Another option is to offer 5% off if they pay for new orders in advance.
As you bring in new business or projects, negotiate early pay options in your contracts. For example, offer the option to prepay on milestones in exchange for discounts on the final payment.
Factoring receivables is an option, but can be expensive. On the other hand with investors looking for good returns, it makes sense to check out options that are available on the web.
There are now web services which combine small contributions from a large number of investors into funds which can help you to finance short-term cash needs. There are also options which may provide lines of credit which are easier to secure than bank lines.
Look at local redevelopment options or funds which are targeted at local businesses. For example, in the San Francisco Bay area there is a organization called Working Resources which provides low interest loans local businesses to meet cash flow needs.
Situation: A company has recently introduced a disruptive business proposition. The immediate focus is pitching the solution as an attractive alternative and building early traction. What are best practices for building acceptance of a disruptive model?
Advice from Marc Rochman, CEO of Openbucks:
Any business, especially an innovative start-up, is bound to meet a wall of resistance; the key is finding the cracks in the wall. To do this, you must demonstrate a significant benefit to both the company and its customers. However, most important is finding a partner who has an early adopter attitude or culture.
Often the principal resistance is not with the product or solution being presented, but fear of being the first through the gate – particularly with a product and company who haven’t yet proven themselves. This stems from a perception that if the solution turns out badly the penalty may be severe, especially for the executive who made the decision.
Openbucks recently introduced a new payment solution for people who don’t have bank accounts or credit cards such as teenagers and people without strong credit and those hesitant to use credit cards online. The solution allows people to purchase a gift card from a retailer and use that gift card to buy in-store goods as well as to buy and pay for digital goods inside hundreds of online games.
Openbucks’ first partner is Subway. They are innovative, imaginative and not afraid to be first with a new concept. In addition, Subway also happens to have a subsidiary that specializes in payments and payment processing so they immediately understood the model.
Another early partner is CVS Pharmacy. To CVS the appeal was the model of convenience and a way to encourage repeat customer visits. Since people routinely visit pharmacies to get prescriptions and a host of other products, it is easy for them to buy a gift card during a routine visit.
The keys to overcoming objections to innovation are:
Be resilient and patient, especially when working with large companies.

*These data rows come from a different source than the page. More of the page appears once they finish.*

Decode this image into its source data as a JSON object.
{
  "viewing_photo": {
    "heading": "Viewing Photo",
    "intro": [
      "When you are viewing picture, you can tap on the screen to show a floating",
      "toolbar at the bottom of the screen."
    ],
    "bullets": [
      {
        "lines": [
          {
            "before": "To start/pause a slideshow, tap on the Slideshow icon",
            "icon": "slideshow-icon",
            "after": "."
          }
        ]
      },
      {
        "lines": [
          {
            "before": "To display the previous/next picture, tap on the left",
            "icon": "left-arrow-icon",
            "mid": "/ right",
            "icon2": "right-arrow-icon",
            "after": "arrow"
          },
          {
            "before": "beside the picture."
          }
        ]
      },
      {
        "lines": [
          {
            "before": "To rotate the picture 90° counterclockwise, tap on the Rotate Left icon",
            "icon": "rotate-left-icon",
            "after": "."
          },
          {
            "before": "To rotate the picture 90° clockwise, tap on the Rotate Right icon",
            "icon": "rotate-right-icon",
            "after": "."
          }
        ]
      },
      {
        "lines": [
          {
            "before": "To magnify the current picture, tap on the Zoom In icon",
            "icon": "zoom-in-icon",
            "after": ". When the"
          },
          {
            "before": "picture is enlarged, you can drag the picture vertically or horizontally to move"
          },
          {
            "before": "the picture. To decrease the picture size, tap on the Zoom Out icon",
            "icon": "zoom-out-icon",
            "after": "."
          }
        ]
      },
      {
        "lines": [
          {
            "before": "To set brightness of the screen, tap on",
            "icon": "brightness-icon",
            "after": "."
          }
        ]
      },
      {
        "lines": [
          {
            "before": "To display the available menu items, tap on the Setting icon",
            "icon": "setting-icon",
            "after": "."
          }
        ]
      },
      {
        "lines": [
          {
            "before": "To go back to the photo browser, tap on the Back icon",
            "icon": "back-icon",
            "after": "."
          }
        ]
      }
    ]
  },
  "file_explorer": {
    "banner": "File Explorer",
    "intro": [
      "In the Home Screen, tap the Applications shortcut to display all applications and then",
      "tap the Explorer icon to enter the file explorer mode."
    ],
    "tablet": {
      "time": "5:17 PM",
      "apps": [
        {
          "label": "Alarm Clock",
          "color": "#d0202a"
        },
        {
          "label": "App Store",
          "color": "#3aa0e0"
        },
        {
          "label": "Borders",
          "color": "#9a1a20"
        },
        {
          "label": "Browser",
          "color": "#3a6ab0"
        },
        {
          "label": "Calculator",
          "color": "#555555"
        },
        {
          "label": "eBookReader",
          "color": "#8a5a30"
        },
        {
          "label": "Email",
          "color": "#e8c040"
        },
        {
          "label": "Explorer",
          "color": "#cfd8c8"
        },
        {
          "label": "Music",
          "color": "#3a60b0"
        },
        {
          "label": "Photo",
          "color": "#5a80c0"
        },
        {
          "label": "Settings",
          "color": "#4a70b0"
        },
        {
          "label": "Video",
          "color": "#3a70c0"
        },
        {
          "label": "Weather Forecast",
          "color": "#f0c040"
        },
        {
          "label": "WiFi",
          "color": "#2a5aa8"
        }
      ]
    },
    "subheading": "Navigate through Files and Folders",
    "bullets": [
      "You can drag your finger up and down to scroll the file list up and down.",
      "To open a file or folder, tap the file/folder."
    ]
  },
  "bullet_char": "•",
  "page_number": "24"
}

Once they begin to see a trend of success, they will more likely be ready for mass adoption.
Strike the right balance between persistence and a willingness to adapt your product when you see an opportunity. Pivot or tweak your model to take advantage of a new opportunity that you did not anticipate originally. The pivot allows you to take an easier path instead of banging against the wall too long. Sometimes you just have to go around the wall.
Subway has more stores than any other retailer in the US. Adopting the Openbucks solution came naturally for Subway because they understand payment processes and how to use them to create loyalty and foot traffic.
The program is simple and a win-win-win for the consumer, retail outlet, and merchants who can collect cash-like payments from the unbanked, under-banked and those who prefer not to use a credit card online. The purchase of a $10 Subway gift card can be used to buy a Subway sandwich, and inside mini digital stores in hundreds of online games. Fifty-four percent of those who buy a Subway gift card also get a sandwich – a clear value to the retailer. Further, since they have the card, they are more likely to be repeat customers.